Make your datasets and code citable with a DOI

The result of the Zenodo+Github service. Image taken from

The result of the Zenodo+Github service: a Github project may be assigned its DOI. Image taken from

Recently I have learned about two interesting possibilities for researchers who want to publish their source code and their datasets in a more academic fashion: it is possible to get a DOI for both. This may potentially benefit their recognition, outreach, impact, and citation possibilities.

Assigning a digital identifier makes the resource unambiguous and not vulnerable to location changes, and it is especially useful when a dataset or code has no publication “behind it”.

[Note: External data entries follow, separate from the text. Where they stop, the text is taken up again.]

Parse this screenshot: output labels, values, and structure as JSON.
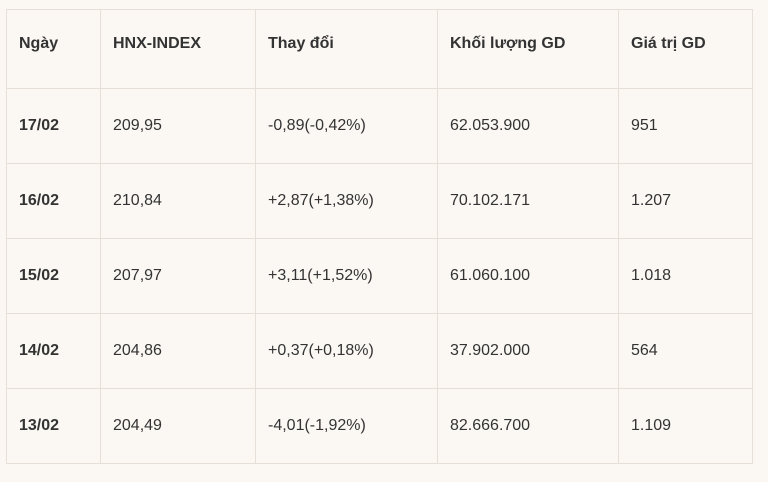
{
  "table": {
    "header": [
      "Ngày",
      "HNX-INDEX",
      "Thay đổi",
      "Khối lượng GD",
      "Giá trị GD"
    ],
    "rows": [
      [
        "17/02",
        "209,95",
        "-0,89(-0,42%)",
        "62.053.900",
        "951"
      ],
      [
        "16/02",
        "210,84",
        "+2,87(+1,38%)",
        "70.102.171",
        "1.207"
      ],
      [
        "15/02",
        "207,97",
        "+3,11(+1,52%)",
        "61.060.100",
        "1.018"
      ],
      [
        "14/02",
        "204,86",
        "+0,37(+0,18%)",
        "37.902.000",
        "564"
      ],
      [
        "13/02",
        "204,49",
        "-4,01(-1,92%)",
        "82.666.700",
        "1.109"
      ]
    ]
  }
}
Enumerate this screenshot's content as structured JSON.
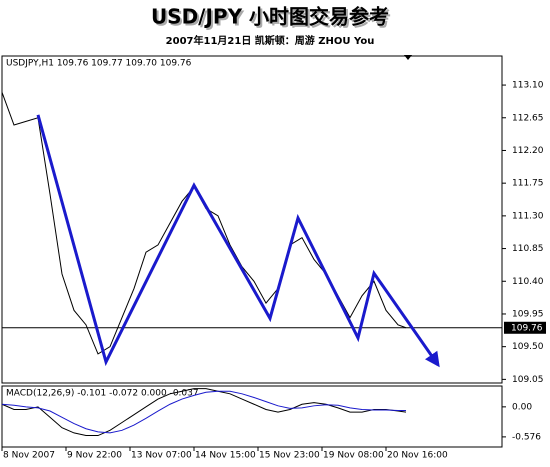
{
  "title": "USD/JPY 小时图交易参考",
  "subtitle": "2007年11月21日  凯斯顿：周游 ZHOU You",
  "chart_data": [
    {
      "type": "line",
      "header": "USDJPY,H1  109.76 109.77 109.70 109.76",
      "xlim": [
        0,
        125
      ],
      "xticks": [
        {
          "value": 0,
          "label": "8 Nov 2007"
        },
        {
          "value": 16,
          "label": "9 Nov 22:00"
        },
        {
          "value": 32,
          "label": "13 Nov 07:00"
        },
        {
          "value": 48,
          "label": "14 Nov 15:00"
        },
        {
          "value": 64,
          "label": "15 Nov 23:00"
        },
        {
          "value": 80,
          "label": "19 Nov 08:00"
        },
        {
          "value": 96,
          "label": "20 Nov 16:00"
        }
      ],
      "ylim": [
        109.0,
        113.5
      ],
      "yticks": [
        {
          "value": 109.05,
          "label": "109.05"
        },
        {
          "value": 109.5,
          "label": "109.50"
        },
        {
          "value": 109.95,
          "label": "109.95"
        },
        {
          "value": 110.4,
          "label": "110.40"
        },
        {
          "value": 110.85,
          "label": "110.85"
        },
        {
          "value": 111.3,
          "label": "111.30"
        },
        {
          "value": 111.75,
          "label": "111.75"
        },
        {
          "value": 112.2,
          "label": "112.20"
        },
        {
          "value": 112.65,
          "label": "112.65"
        },
        {
          "value": 113.1,
          "label": "113.10"
        }
      ],
      "current_price": {
        "value": 109.76,
        "label": "109.76"
      },
      "series": [
        {
          "color": "#000000",
          "x": [
            0,
            3,
            6,
            9,
            12,
            15,
            18,
            21,
            24,
            27,
            30,
            33,
            36,
            39,
            42,
            45,
            48,
            51,
            54,
            57,
            60,
            63,
            66,
            69,
            72,
            75,
            78,
            81,
            84,
            87,
            90,
            93,
            96,
            99,
            101
          ],
          "values": [
            113.0,
            112.55,
            112.6,
            112.65,
            111.6,
            110.5,
            110.0,
            109.8,
            109.4,
            109.5,
            109.9,
            110.3,
            110.8,
            110.9,
            111.2,
            111.5,
            111.7,
            111.4,
            111.3,
            110.9,
            110.6,
            110.4,
            110.1,
            110.3,
            110.9,
            111.0,
            110.7,
            110.5,
            110.2,
            109.9,
            110.2,
            110.4,
            110.0,
            109.8,
            109.76
          ]
        },
        {
          "color": "#1a1acc",
          "arrow": true,
          "x": [
            9,
            26,
            48,
            67,
            74,
            89,
            93,
            109
          ],
          "values": [
            112.69,
            109.29,
            111.72,
            109.89,
            111.27,
            109.62,
            110.51,
            109.25
          ]
        }
      ]
    },
    {
      "type": "line",
      "header": "MACD(12,26,9) -0.101 -0.072 0.000 -0.037",
      "xlim": [
        0,
        125
      ],
      "ylim": [
        -0.77,
        0.4
      ],
      "yticks": [
        {
          "value": 0,
          "label": "0.00"
        },
        -0.576
      ],
      "series": [
        {
          "color": "#000000",
          "x": [
            0,
            3,
            6,
            9,
            12,
            15,
            18,
            21,
            24,
            27,
            30,
            33,
            36,
            39,
            42,
            45,
            48,
            51,
            54,
            57,
            60,
            63,
            66,
            69,
            72,
            75,
            78,
            81,
            84,
            87,
            90,
            93,
            96,
            99,
            101
          ],
          "values": [
            0.05,
            -0.05,
            -0.05,
            0,
            -0.2,
            -0.4,
            -0.5,
            -0.55,
            -0.55,
            -0.45,
            -0.3,
            -0.15,
            0,
            0.15,
            0.25,
            0.3,
            0.35,
            0.35,
            0.3,
            0.25,
            0.15,
            0.05,
            -0.05,
            -0.1,
            -0.05,
            0.05,
            0.08,
            0.05,
            -0.02,
            -0.1,
            -0.1,
            -0.05,
            -0.05,
            -0.08,
            -0.1
          ]
        },
        {
          "color": "#1a1acc",
          "x": [
            0,
            3,
            6,
            9,
            12,
            15,
            18,
            21,
            24,
            27,
            30,
            33,
            36,
            39,
            42,
            45,
            48,
            51,
            54,
            57,
            60,
            63,
            66,
            69,
            72,
            75,
            78,
            81,
            84,
            87,
            90,
            93,
            96,
            99,
            101
          ],
          "values": [
            0.05,
            0.03,
            0,
            -0.02,
            -0.08,
            -0.2,
            -0.32,
            -0.42,
            -0.48,
            -0.5,
            -0.45,
            -0.35,
            -0.22,
            -0.08,
            0.05,
            0.15,
            0.22,
            0.28,
            0.3,
            0.3,
            0.25,
            0.18,
            0.1,
            0.02,
            -0.03,
            -0.02,
            0.02,
            0.04,
            0.03,
            -0.02,
            -0.05,
            -0.06,
            -0.06,
            -0.07,
            -0.07
          ]
        }
      ]
    }
  ]
}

1. For the code, Github and Zenodo offer this service. Read this article. It seems pretty straightforward.

2. For the datasets, visit DataCite. I have learned about this from the blog The Thesis Whisperer, which has a nice article about this topic. DataCite (wiki article) is a global non-profit consortium represented by members and regional offices. In the Netherlands, the TU Delft library is in charge of minting DOIs. I have already used their service to assign DOIs to my conference papers that didn’t get one, and their quick and efficient service leaves nothing to be desired.

Edit: in the meantime I’ve learned that the DOI points out to a specific release of the code, not the software project itself. Hence, if you release an update of the code, you will need to create a new DOI, from what I’ve understood. Therefore, it seems that the DOI is not the most suitable way to identify a software project that you intend to update.